CHAPTER I.
ALVA SENT TO THE NETHERLANDS.
Alva's Appointment.—His remarkable March.—He arrives at Brussels.—Margaret disgusted.—Policy of the Duke.—Arrest of Egmont and Hoorne.
1567.
While Margaret was thus successful in bringing the country to a state of at least temporary tranquillity, measures were taken at the court of Madrid for shifting the government of the Netherlands into other hands, and for materially changing its policy.
We have seen how actively the rumors had been circulated, throughout the last year, of Philip's intended visit to the country. These rumors had received abundant warrant from his own letters, addressed to the regent and to his ministers at the different European courts. Nor did the king confine himself to professions.

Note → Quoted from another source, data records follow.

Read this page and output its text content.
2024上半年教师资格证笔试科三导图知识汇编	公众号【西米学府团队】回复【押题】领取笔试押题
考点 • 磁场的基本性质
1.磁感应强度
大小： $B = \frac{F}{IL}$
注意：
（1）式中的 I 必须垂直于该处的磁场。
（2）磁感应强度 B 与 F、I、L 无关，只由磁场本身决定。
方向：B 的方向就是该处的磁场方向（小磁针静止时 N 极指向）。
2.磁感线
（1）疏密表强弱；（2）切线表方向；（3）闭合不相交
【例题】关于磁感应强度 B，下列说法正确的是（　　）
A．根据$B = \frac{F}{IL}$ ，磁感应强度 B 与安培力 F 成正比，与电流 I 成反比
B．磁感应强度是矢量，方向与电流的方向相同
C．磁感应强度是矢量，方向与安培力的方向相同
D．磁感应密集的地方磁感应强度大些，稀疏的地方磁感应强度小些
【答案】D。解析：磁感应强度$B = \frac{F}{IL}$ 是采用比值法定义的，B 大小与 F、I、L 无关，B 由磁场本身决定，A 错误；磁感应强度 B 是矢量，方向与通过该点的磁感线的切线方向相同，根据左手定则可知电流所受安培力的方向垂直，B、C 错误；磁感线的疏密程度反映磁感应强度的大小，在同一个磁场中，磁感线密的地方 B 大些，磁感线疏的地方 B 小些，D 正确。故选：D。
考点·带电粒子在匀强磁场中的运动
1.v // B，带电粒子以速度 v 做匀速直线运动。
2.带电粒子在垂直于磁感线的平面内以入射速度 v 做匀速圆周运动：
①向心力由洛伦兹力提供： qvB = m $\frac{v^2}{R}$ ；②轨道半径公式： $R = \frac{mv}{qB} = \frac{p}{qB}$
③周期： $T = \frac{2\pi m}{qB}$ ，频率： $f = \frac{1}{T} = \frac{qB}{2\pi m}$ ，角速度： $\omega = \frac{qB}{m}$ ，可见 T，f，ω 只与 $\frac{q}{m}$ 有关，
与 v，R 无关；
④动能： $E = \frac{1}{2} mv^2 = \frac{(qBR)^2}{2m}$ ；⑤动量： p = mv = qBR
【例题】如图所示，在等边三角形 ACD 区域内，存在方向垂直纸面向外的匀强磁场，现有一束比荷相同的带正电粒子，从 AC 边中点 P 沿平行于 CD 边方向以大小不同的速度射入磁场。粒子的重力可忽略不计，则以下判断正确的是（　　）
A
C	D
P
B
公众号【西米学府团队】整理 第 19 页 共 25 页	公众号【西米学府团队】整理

He applied to the French government to allow a free passage for his army through its territories. He caused a survey to be made of that part of Savoy through which his troops would probably march, and a map of the proposed route to be prepared. He ordered fresh levies from Germany to meet him on the Flemish frontier. And finally, he talked of calling the cortes together, to provide for the regency during his absence.
Yet whoever else might be imposed on, there was one potentate in Europe whose clear vision was not to be blinded by the professions of Philip, nor by all this bustle of preparation. This was the old pontiff, Pius the Fifth, who had always distrusted the king's sincerity. Pius had beheld with keen anguish the spread of heresy in the Low Countries. Like a true son of the Inquisition as he was, he would gladly have seen its fires kindled in every city of this apostate land. He had observed with vexation the apathy manifested by Philip. And he at length resolved to despatch a special embassy to Spain, to stimulate the monarch, if possible, to more decided action.
The person employed was the bishop of Ascoli, and the good father delivered his rebuke in such blunt terms as caused a sensation at the court of Madrid. In a letter to his ambassador at Rome, Philip complained that the pope should have thus held him up to Christendom as one slack in the performance of his duty. The envoy had delivered himself in so strange a manner, Philip added, that, but for the respect and love he bore his holiness, he might have been led to take precisely the opposite course to the one he intended.[926][{311}]
HIS APPOINTMENT.
Yet notwithstanding this show of indignation, had it not been for the outbreak of the iconoclasts, it is not improbable that the king might still have continued to procrastinate, relying on his favorite maxim, that "Time and himself were a match for any other two."[927] But the event which caused such a sensation throughout Christendom roused every feeling of indignation in the royal bosom,—and this from the insult offered to the crown as well as to the Church. Contrary to his wont, the king expressed himself with so much warmth on the subject, and so openly, that the most sceptical began at last to believe that the long talked of visit was at hand. The only doubt was as to the manner in which it should be made; whether the king should march at the head of an army, or attended only by so much of a retinue as was demanded by his royal state.